Since Kevin got bogged down on announcing winners for the last few Caption Contests, I figured I’d help out and do the judging on one of them. Considering that I had supplied him with the picture (stolen from here), it seemed only fitting.
My only regret is that I didn’t get around to tossing in my own entry: “Fat, drunk, and stupid is no way to go through life, son — but it’s worked well for me so far.”
Anyway, there were — as usual — a ton of great entries, revolving around a few common themes. As is my wont, I’ll announce the first, second, and third prize winners here, then give bonus awards below the fold.
First place: Rodney Dill, “Let’s see, beer, chips, swimwear, we’re set for the beach, where’s the car?” “They’re dredging it up again.”
Second place: billburz, “With the passage in Congress of the “Keep all Kennedy’s Off the Road” Bill, 2006, Ted Kennedy finds himself walking. John Kerry voted for it and then voted for it. A first in Congress.”
And third, guido, “Fatman and Little Boy!”
Best Movie Reference was a tough call. Rodney Dill’s “Dude, Where’s my car?” and Jason’s “Drunk and Drunker” were both excellent, but Jeff Blogworthy’s invocation of The Great One blew them both away with “”Boy, there is no way, just no way you came from my loins. When we get home, I’m going to punch yo mama right in the mouth.”

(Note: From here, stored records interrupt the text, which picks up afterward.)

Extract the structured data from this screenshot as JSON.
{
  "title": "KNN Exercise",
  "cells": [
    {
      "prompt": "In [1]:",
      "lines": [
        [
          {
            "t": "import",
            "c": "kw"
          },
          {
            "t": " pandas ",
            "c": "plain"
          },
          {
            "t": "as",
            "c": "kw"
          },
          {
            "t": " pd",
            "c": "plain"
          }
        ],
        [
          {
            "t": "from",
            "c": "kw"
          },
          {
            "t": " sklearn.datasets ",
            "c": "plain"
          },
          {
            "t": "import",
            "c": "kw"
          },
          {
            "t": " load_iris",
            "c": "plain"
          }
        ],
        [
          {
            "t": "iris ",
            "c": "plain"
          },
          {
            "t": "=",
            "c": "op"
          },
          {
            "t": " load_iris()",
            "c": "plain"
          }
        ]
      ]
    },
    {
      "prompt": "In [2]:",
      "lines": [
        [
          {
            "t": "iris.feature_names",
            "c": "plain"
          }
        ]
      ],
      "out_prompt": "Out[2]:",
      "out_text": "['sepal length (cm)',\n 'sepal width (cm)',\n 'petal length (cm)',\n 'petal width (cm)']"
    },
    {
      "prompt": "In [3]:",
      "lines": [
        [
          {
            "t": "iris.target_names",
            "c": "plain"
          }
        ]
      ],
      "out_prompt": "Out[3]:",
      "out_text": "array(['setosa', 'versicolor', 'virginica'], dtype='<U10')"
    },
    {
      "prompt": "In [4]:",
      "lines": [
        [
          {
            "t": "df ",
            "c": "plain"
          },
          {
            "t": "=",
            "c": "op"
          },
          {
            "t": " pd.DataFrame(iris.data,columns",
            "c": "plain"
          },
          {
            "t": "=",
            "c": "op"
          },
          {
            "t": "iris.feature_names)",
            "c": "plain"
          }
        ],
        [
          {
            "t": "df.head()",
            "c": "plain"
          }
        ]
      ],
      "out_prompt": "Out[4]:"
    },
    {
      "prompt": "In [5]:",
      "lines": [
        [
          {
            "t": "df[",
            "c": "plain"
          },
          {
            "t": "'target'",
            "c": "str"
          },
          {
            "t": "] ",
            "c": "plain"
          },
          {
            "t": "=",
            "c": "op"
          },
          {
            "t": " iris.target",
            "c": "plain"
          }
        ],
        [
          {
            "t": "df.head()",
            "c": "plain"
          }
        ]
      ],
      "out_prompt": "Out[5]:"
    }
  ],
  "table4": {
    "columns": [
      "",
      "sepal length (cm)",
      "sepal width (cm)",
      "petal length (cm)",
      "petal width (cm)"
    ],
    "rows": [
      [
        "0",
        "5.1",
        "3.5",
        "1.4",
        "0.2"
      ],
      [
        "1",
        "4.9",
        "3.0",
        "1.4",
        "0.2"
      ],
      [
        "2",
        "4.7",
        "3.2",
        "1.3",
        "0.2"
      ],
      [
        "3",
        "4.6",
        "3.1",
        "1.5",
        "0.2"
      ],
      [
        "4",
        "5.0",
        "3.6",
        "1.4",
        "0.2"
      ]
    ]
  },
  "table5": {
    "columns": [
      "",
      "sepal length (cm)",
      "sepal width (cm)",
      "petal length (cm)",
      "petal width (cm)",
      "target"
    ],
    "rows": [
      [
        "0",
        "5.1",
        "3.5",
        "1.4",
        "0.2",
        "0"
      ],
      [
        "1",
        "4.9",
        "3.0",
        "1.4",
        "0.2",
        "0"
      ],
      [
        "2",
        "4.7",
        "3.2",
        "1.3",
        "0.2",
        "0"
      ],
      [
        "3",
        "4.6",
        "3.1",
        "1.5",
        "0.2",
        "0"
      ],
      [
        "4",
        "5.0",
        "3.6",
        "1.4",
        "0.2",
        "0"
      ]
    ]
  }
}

The Oedipus Rex Memorial For Eye-Gouging Visual Image was claimed by Giacomo, who inflicted us all with “”Okay, Son, let’s grab some lunch and I’ll show you how to make a waitress sandwich.” Giacomo also included this helpful link.
Best Impression Of An Outraged Moonbat goes to JoyReid, who plumbed those terrible depths and delighted us all with “It never ceases to amaze me how the right pitches a bitch when people dis their little love-sponge, President Bush, but feel no compunction about savaging, belittling and riding Ted Kennedy, who you can’t argue hasn’t lived a life unburdened by mistakes, almost unbelievable loss and tragedy, and clear despair. Both men have drinking problems, both men have had difficult family relationships, but to you guys, Bush is a saint, and Kennedy can never be forgiven for his sins.
Interesting right wing positioning.”
Finally, there was much competition for the Laurence Simon Sick And Twisted Bastard Award, back from its long hiatus. Usful Ijit came close with “Young Patrick Kennedy joins his father Ted in the eternal and so far futile search for the real killers of Mary Jo Kopechne,” and DOUG BOOK almost took it with “Gee dad, do ya think the girls’ll be OK till we get back?” “Look, I told you, don’t worry. Two quick sets and the Chivas and nachos we brought. Besides, they’ve got an air pocket almost the size of the back seat.” In the end, though, Rodney Dill (him again?) clinched it with “So were like bubbles coming out of her nose?”